While vision-language models have made great progress in tasks like recognizing text in images and solving geometric problems, they still face several challenges. These include a lack of transparency in proprietary models, poorly explored training data in open-source models, and diminishing returns when simply adding more datasets for fine-tuning.
What's the solution?
To tackle these issues, the authors developed a robust baseline model using the latest advancements in vision-language technology. They filtered pre-training data based on its complexity to create a curated dataset of 1 million examples, which helped improve performance. Additionally, they used a technique called 'model soup' during visual instruction tuning to combine different datasets effectively, leading to a 9 billion parameter model that competes with the best existing models.
Why it matters?
This research is important because it provides affordable and efficient strategies to enhance vision-language models. By improving how these models are trained and fine-tuned, they can perform better in real-world applications, making them more useful for tasks that require understanding both images and text.
Abstract
In recent years, vision-language models have made significant strides, excelling in tasks like optical character recognition and geometric problem-solving. However, several critical issues remain: 1) Proprietary models often lack transparency about their architectures, while open-source models need more detailed ablations of their training strategies. 2) Pre-training data in open-source works is under-explored, with datasets added empirically, making the process cumbersome. 3) Fine-tuning often focuses on adding datasets, leading to diminishing returns.

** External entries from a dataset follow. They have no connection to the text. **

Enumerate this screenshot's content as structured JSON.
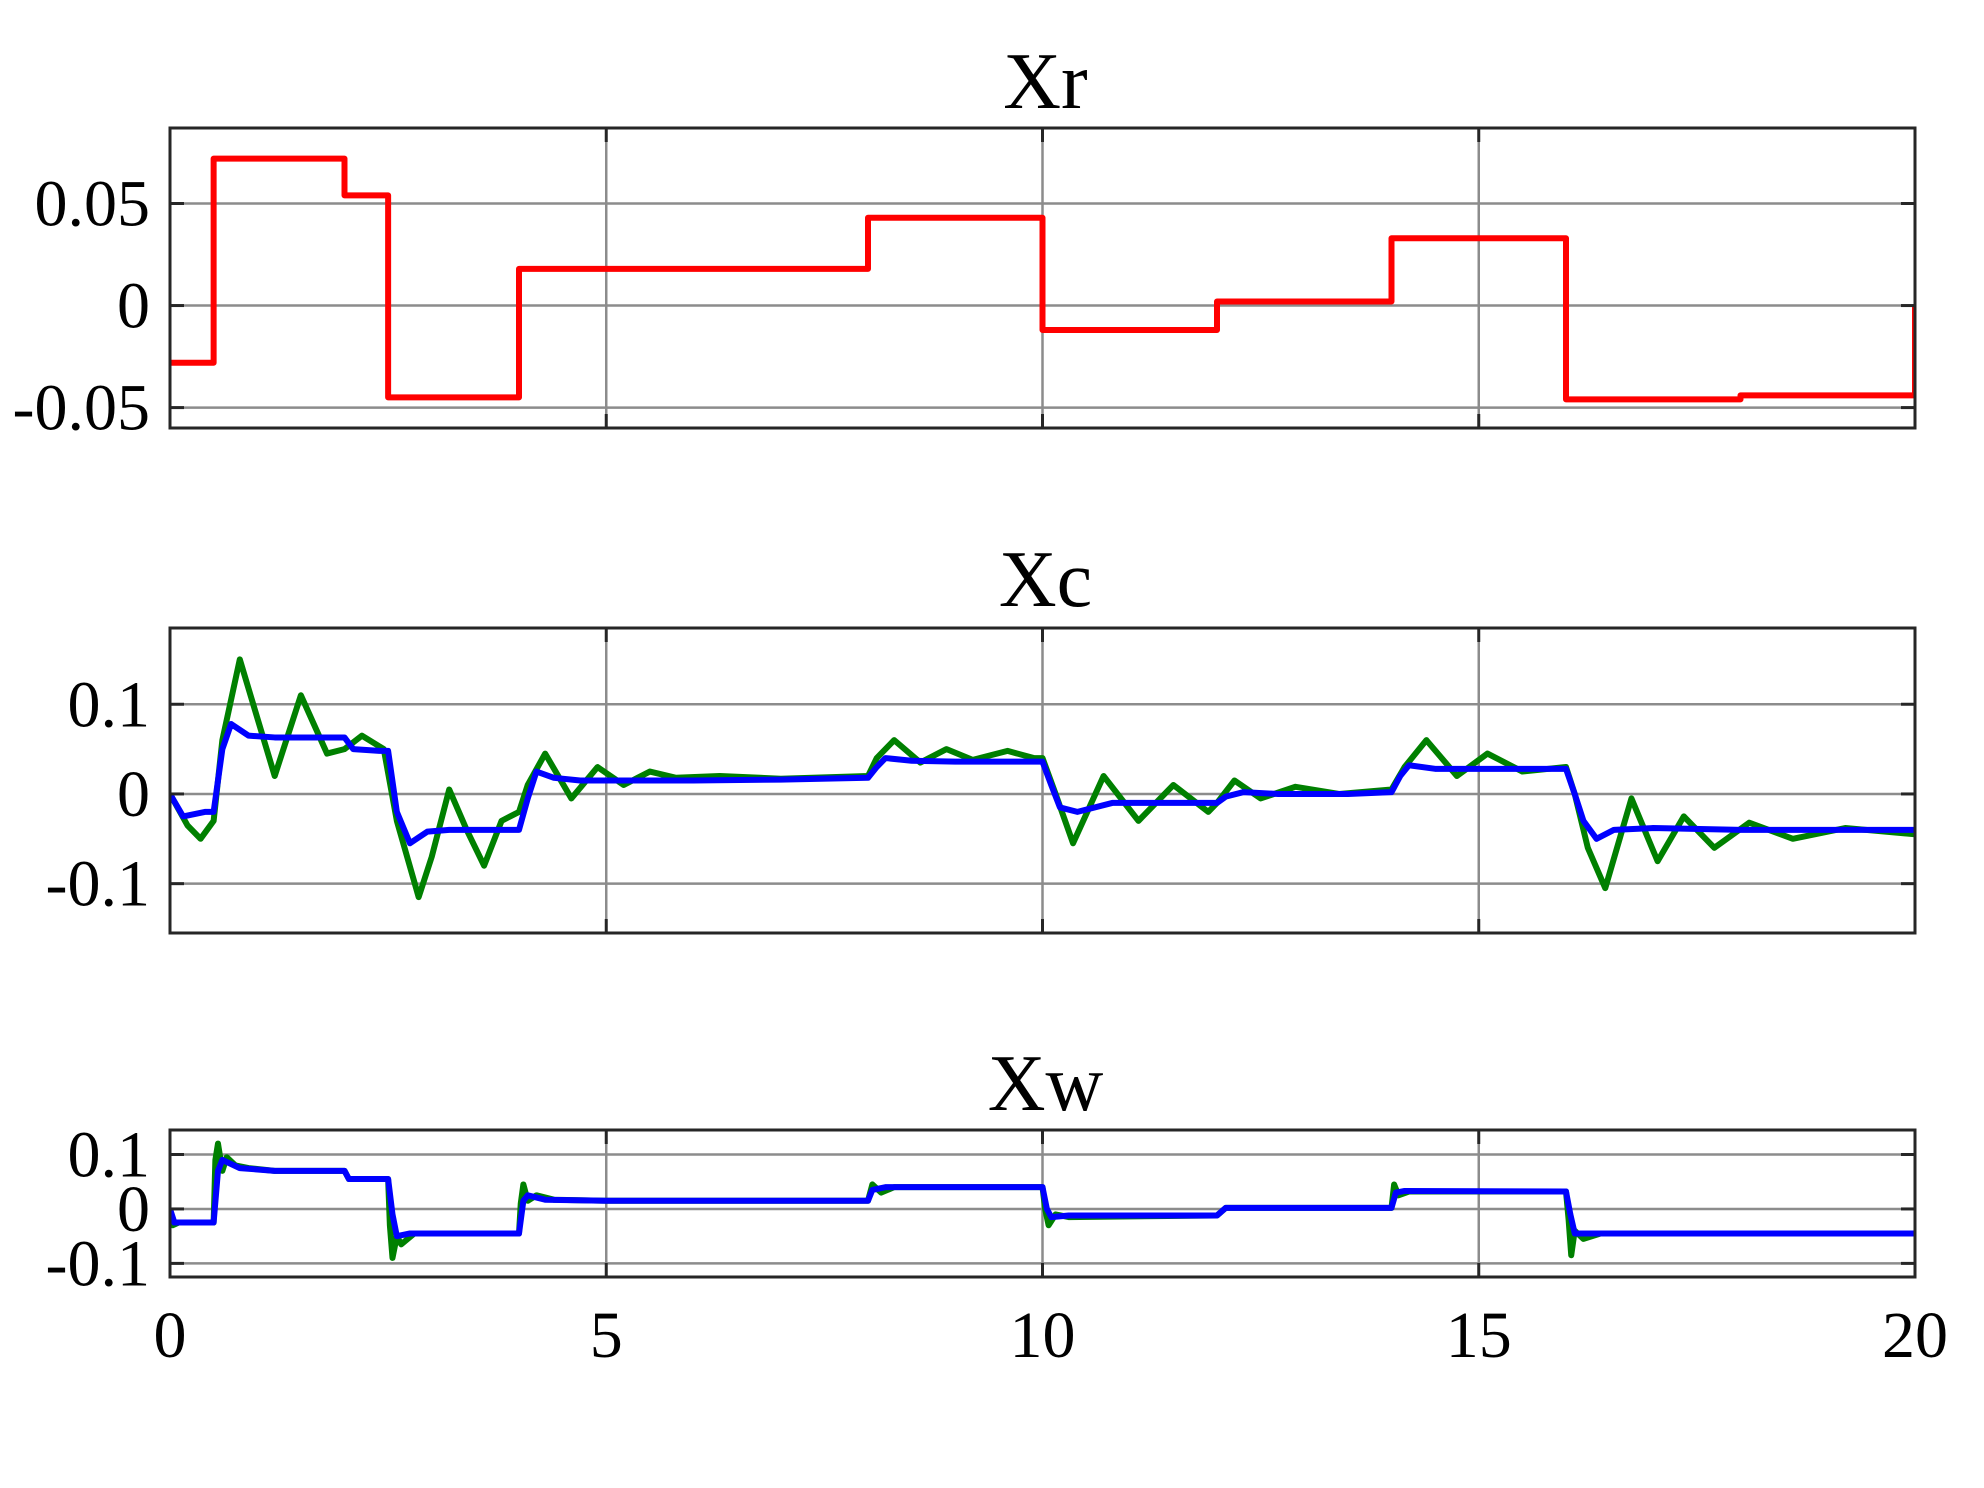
{
  "chart_data": [
    {
      "type": "line",
      "title": "Xr",
      "xlim": [
        0,
        20
      ],
      "ylim": [
        -0.06,
        0.087
      ],
      "yticks": [
        -0.05,
        0,
        0.05
      ],
      "ytick_labels": [
        "-0.05",
        "0",
        "0.05"
      ],
      "xticks": [
        0,
        5,
        10,
        15,
        20
      ],
      "xtick_labels": [],
      "grid": true,
      "series": [
        {
          "color": "#ff0000",
          "step": true,
          "x": [
            0,
            0.5,
            2.0,
            2.5,
            4.0,
            8.0,
            10.0,
            12.0,
            14.0,
            16.0,
            18.0,
            20.0
          ],
          "y": [
            -0.028,
            0.072,
            0.054,
            -0.045,
            0.018,
            0.043,
            -0.012,
            0.002,
            0.033,
            -0.046,
            -0.044,
            0.0
          ]
        }
      ]
    },
    {
      "type": "line",
      "title": "Xc",
      "xlim": [
        0,
        20
      ],
      "ylim": [
        -0.155,
        0.185
      ],
      "yticks": [
        -0.1,
        0,
        0.1
      ],
      "ytick_labels": [
        "-0.1",
        "0",
        "0.1"
      ],
      "xticks": [
        0,
        5,
        10,
        15,
        20
      ],
      "xtick_labels": [],
      "grid": true,
      "series": [
        {
          "color": "#008000",
          "x": [
            0,
            0.2,
            0.35,
            0.5,
            0.6,
            0.8,
            1.0,
            1.2,
            1.5,
            1.8,
            2.0,
            2.2,
            2.45,
            2.6,
            2.85,
            3.0,
            3.2,
            3.4,
            3.6,
            3.8,
            4.0,
            4.1,
            4.3,
            4.6,
            4.9,
            5.2,
            5.5,
            5.8,
            6.3,
            7.0,
            8.0,
            8.1,
            8.3,
            8.6,
            8.9,
            9.2,
            9.6,
            9.9,
            10.0,
            10.15,
            10.35,
            10.7,
            11.1,
            11.5,
            11.9,
            12.0,
            12.2,
            12.5,
            12.9,
            13.4,
            14.0,
            14.15,
            14.4,
            14.75,
            15.1,
            15.5,
            16.0,
            16.1,
            16.25,
            16.45,
            16.75,
            17.05,
            17.35,
            17.7,
            18.1,
            18.6,
            19.2,
            20.0
          ],
          "y": [
            0,
            -0.035,
            -0.05,
            -0.03,
            0.06,
            0.15,
            0.085,
            0.02,
            0.11,
            0.045,
            0.05,
            0.065,
            0.05,
            -0.03,
            -0.115,
            -0.07,
            0.005,
            -0.04,
            -0.08,
            -0.03,
            -0.02,
            0.01,
            0.045,
            -0.005,
            0.03,
            0.01,
            0.025,
            0.018,
            0.02,
            0.017,
            0.02,
            0.04,
            0.06,
            0.035,
            0.05,
            0.038,
            0.048,
            0.04,
            0.04,
            0.0,
            -0.055,
            0.02,
            -0.03,
            0.01,
            -0.02,
            -0.01,
            0.015,
            -0.005,
            0.008,
            0.0,
            0.005,
            0.03,
            0.06,
            0.02,
            0.045,
            0.025,
            0.03,
            0.0,
            -0.06,
            -0.105,
            -0.005,
            -0.075,
            -0.025,
            -0.06,
            -0.032,
            -0.05,
            -0.038,
            -0.045
          ]
        },
        {
          "color": "#0000ff",
          "x": [
            0,
            0.15,
            0.4,
            0.5,
            0.6,
            0.7,
            0.9,
            1.2,
            2.0,
            2.1,
            2.4,
            2.5,
            2.6,
            2.75,
            2.95,
            3.2,
            3.5,
            4.0,
            4.1,
            4.2,
            4.4,
            4.7,
            5.2,
            6.0,
            7.0,
            8.0,
            8.1,
            8.2,
            8.5,
            9.0,
            10.0,
            10.1,
            10.2,
            10.4,
            10.8,
            11.5,
            12.0,
            12.1,
            12.3,
            12.7,
            13.5,
            14.0,
            14.1,
            14.2,
            14.5,
            15.0,
            16.0,
            16.1,
            16.2,
            16.35,
            16.55,
            17.0,
            18.0,
            20.0
          ],
          "y": [
            0,
            -0.025,
            -0.02,
            -0.02,
            0.05,
            0.078,
            0.065,
            0.063,
            0.063,
            0.05,
            0.048,
            0.048,
            -0.02,
            -0.055,
            -0.042,
            -0.04,
            -0.04,
            -0.04,
            -0.005,
            0.025,
            0.018,
            0.015,
            0.015,
            0.015,
            0.016,
            0.018,
            0.03,
            0.04,
            0.037,
            0.036,
            0.036,
            0.01,
            -0.015,
            -0.02,
            -0.01,
            -0.01,
            -0.01,
            -0.003,
            0.002,
            0.0,
            0.0,
            0.002,
            0.02,
            0.032,
            0.028,
            0.028,
            0.028,
            0.0,
            -0.03,
            -0.05,
            -0.04,
            -0.038,
            -0.04,
            -0.04
          ]
        }
      ]
    },
    {
      "type": "line",
      "title": "Xw",
      "xlim": [
        0,
        20
      ],
      "ylim": [
        -0.125,
        0.145
      ],
      "yticks": [
        -0.1,
        0,
        0.1
      ],
      "ytick_labels": [
        "-0.1",
        "0",
        "0.1"
      ],
      "xticks": [
        0,
        5,
        10,
        15,
        20
      ],
      "xtick_labels": [
        "0",
        "5",
        "10",
        "15",
        "20"
      ],
      "grid": true,
      "series": [
        {
          "color": "#008000",
          "x": [
            0,
            0.03,
            0.1,
            0.5,
            0.52,
            0.55,
            0.6,
            0.65,
            0.75,
            0.9,
            1.2,
            2.0,
            2.05,
            2.5,
            2.52,
            2.55,
            2.6,
            2.65,
            2.8,
            3.0,
            4.0,
            4.02,
            4.05,
            4.1,
            4.2,
            4.4,
            5.0,
            8.0,
            8.05,
            8.15,
            8.3,
            10.0,
            10.03,
            10.07,
            10.15,
            10.3,
            12.0,
            12.1,
            14.0,
            14.03,
            14.08,
            14.2,
            16.0,
            16.03,
            16.06,
            16.1,
            16.2,
            16.4,
            17.0,
            20.0
          ],
          "y": [
            0.0,
            -0.03,
            -0.025,
            -0.025,
            0.09,
            0.12,
            0.07,
            0.095,
            0.08,
            0.075,
            0.07,
            0.07,
            0.055,
            0.055,
            -0.03,
            -0.09,
            -0.05,
            -0.065,
            -0.045,
            -0.045,
            -0.045,
            0.01,
            0.045,
            0.015,
            0.025,
            0.017,
            0.015,
            0.015,
            0.045,
            0.03,
            0.04,
            0.04,
            0.0,
            -0.03,
            -0.01,
            -0.015,
            -0.012,
            0.002,
            0.002,
            0.045,
            0.025,
            0.032,
            0.032,
            -0.02,
            -0.085,
            -0.04,
            -0.055,
            -0.045,
            -0.045,
            -0.045
          ]
        },
        {
          "color": "#0000ff",
          "x": [
            0,
            0.05,
            0.5,
            0.55,
            0.6,
            0.8,
            1.2,
            2.0,
            2.05,
            2.5,
            2.55,
            2.6,
            2.75,
            3.0,
            4.0,
            4.05,
            4.1,
            4.3,
            5.0,
            8.0,
            8.05,
            8.2,
            10.0,
            10.05,
            10.1,
            10.3,
            12.0,
            12.1,
            14.0,
            14.05,
            14.15,
            16.0,
            16.05,
            16.1,
            16.3,
            17.0,
            20.0
          ],
          "y": [
            0.0,
            -0.025,
            -0.025,
            0.07,
            0.09,
            0.075,
            0.07,
            0.07,
            0.055,
            0.055,
            -0.01,
            -0.05,
            -0.045,
            -0.045,
            -0.045,
            0.015,
            0.025,
            0.017,
            0.015,
            0.015,
            0.035,
            0.04,
            0.04,
            0.0,
            -0.015,
            -0.012,
            -0.012,
            0.002,
            0.002,
            0.03,
            0.033,
            0.032,
            -0.01,
            -0.045,
            -0.045,
            -0.045,
            -0.045
          ]
        }
      ]
    }
  ]
}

To address these issues, we propose the following contributions: 1) We trained a robust baseline model using the latest advancements in vision-language models, introducing effective improvements and conducting comprehensive ablation and validation for each technique. 2) Inspired by recent work on large language models, we filtered pre-training data using perplexity, selecting the lowest perplexity data for training. This approach allowed us to train on a curated 1M dataset, achieving competitive performance. 3) During visual instruction tuning, we used model soup on different datasets when adding more datasets yielded marginal improvements. These innovations resulted in a 9B parameter model that performs competitively with state-of-the-art models. Our strategies are efficient and lightweight, making them easily adoptable by the community.